Prof Shibli Rubayat Ul Islam, chairman of the Bangladesh Securities and Exchange Commission (BSEC), yesterday advised general stock investors to put their money into mutual fund units, explaining that those have huge potential.
“If you have no accounting knowledge but are interested in investing into the market, then you can choose mutual funds,” said the chief of the stock market regulator.
Mutual funds pool money from many investors and channel it into securities such as stocks, bonds and other assets. Once profits are logged, the fund manager disburses it among the unit holders.
“We are trying to popularise mutual funds by ensuring discipline in the sector,” Islam said, adding that the mutual funds sector has the ability to provide dividends of up to 10 to 18 per cent.

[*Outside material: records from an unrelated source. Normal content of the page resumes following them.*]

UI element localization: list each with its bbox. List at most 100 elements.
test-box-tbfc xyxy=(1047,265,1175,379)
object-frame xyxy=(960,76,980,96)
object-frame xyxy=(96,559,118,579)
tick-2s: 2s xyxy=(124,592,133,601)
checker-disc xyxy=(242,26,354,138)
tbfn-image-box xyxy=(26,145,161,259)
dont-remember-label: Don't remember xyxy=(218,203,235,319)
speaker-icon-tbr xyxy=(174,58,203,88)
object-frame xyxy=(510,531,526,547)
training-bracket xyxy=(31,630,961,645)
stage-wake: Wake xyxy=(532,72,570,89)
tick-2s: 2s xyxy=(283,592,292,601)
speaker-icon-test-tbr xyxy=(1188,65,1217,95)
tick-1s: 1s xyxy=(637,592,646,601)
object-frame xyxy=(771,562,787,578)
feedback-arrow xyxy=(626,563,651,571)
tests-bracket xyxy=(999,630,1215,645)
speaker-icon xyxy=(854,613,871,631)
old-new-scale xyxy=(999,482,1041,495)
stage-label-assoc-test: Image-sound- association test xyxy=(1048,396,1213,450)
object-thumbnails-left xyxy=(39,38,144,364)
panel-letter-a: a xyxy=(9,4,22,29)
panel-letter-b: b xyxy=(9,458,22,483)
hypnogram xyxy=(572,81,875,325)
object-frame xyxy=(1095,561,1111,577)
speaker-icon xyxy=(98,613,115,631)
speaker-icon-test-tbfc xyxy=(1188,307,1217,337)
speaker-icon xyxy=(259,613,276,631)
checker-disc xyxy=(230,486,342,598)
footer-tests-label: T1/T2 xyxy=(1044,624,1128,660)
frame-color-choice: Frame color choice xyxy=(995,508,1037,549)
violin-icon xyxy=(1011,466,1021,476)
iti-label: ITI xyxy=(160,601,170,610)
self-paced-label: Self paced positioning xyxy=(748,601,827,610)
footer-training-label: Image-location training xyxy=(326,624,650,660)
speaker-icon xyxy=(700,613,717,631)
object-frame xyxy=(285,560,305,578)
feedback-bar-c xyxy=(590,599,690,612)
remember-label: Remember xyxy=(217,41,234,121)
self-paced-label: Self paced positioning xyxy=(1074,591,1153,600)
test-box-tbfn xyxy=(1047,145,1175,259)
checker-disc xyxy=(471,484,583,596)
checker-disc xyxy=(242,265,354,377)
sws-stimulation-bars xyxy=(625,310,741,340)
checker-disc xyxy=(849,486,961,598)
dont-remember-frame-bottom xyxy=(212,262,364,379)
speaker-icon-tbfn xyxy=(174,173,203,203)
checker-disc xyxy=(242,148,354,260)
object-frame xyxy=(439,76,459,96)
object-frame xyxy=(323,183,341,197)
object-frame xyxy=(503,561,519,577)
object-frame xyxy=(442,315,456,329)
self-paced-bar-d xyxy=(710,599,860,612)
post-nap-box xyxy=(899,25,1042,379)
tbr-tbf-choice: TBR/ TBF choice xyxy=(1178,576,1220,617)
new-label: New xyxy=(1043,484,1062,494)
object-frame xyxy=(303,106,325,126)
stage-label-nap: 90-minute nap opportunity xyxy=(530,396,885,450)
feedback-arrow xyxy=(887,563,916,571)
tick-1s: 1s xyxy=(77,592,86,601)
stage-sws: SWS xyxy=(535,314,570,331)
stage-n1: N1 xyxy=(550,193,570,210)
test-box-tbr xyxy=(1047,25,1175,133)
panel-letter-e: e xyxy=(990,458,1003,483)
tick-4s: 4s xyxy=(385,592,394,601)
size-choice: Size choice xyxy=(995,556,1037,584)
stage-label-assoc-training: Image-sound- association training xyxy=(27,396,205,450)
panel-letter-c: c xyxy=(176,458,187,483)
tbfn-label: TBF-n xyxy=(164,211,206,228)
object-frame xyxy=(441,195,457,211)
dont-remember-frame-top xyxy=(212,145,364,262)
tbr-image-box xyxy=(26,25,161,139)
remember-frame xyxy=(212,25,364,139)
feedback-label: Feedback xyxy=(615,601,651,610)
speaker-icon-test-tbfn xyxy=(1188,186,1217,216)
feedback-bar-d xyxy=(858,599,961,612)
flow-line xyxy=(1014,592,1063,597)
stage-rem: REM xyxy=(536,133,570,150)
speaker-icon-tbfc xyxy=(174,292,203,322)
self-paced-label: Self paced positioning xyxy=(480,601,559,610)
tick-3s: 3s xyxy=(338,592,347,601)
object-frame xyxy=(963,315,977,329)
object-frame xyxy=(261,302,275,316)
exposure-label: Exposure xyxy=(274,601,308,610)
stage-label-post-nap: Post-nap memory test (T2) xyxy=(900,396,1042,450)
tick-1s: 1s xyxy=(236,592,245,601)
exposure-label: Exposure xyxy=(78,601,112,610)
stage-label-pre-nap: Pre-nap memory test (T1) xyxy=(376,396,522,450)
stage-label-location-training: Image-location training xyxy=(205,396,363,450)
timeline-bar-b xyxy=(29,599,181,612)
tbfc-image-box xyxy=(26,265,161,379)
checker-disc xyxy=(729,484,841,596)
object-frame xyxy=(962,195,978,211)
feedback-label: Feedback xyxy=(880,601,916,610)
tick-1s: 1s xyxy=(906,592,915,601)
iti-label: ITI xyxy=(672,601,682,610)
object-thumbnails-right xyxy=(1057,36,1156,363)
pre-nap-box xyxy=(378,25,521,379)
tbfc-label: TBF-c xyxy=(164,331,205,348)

His comments came during the launching of “Amar Taka”, a web portal providing features on savings, investment, banking sector, stock market and tax related issues, at the office of the Bangladesh Institute of Capital Market (BICM).
If people have savings, then they will need to plan how it will be invested so that they can earn a good return; so financial literacy is imperative, said the BSEC chairman.
Investors will have to realise that if they cannot earn enough money from the banking sector then they need to move to the stock market, said Islam.
When they cannot earn money from investing in shares, then they need to again move towards mutual funds or bonds, he said while addressing as the chief guest of the meeting.
Product diversification in investment is necessary, the BSEC chief said, adding that the regulator was working to create a vibrant bond market and to bring in sukuk bond.
Bangladesh’s stock market capitalisation to GDP ratio is still very low compared to what is in the neighbouring countries, said Md Mosharraf Hossain, chairman of the Insurance Development and Regulatory Authority.
“We need to enhance contributions and market capitalisation of the stock market,” he said.
About the insurance sector, he said disorder had been prevailing as an abnormal amount of commission was previously being paid to agents, reaching some 60 to 70 per cent for some companies.
Now, they are paying at best 15 per cent commission to agents, which has brought back discipline, he said.
As the commission has been reigned in, profits of the insurance companies increased.
“So why will they not pay higher dividends to investors? We will work on it so that they pay higher dividends,” added Hossain.
BICM Executive President Mahmuda Akhter also spoke at the event, presided over by Ziaur Rahman, editor of Amar Taka.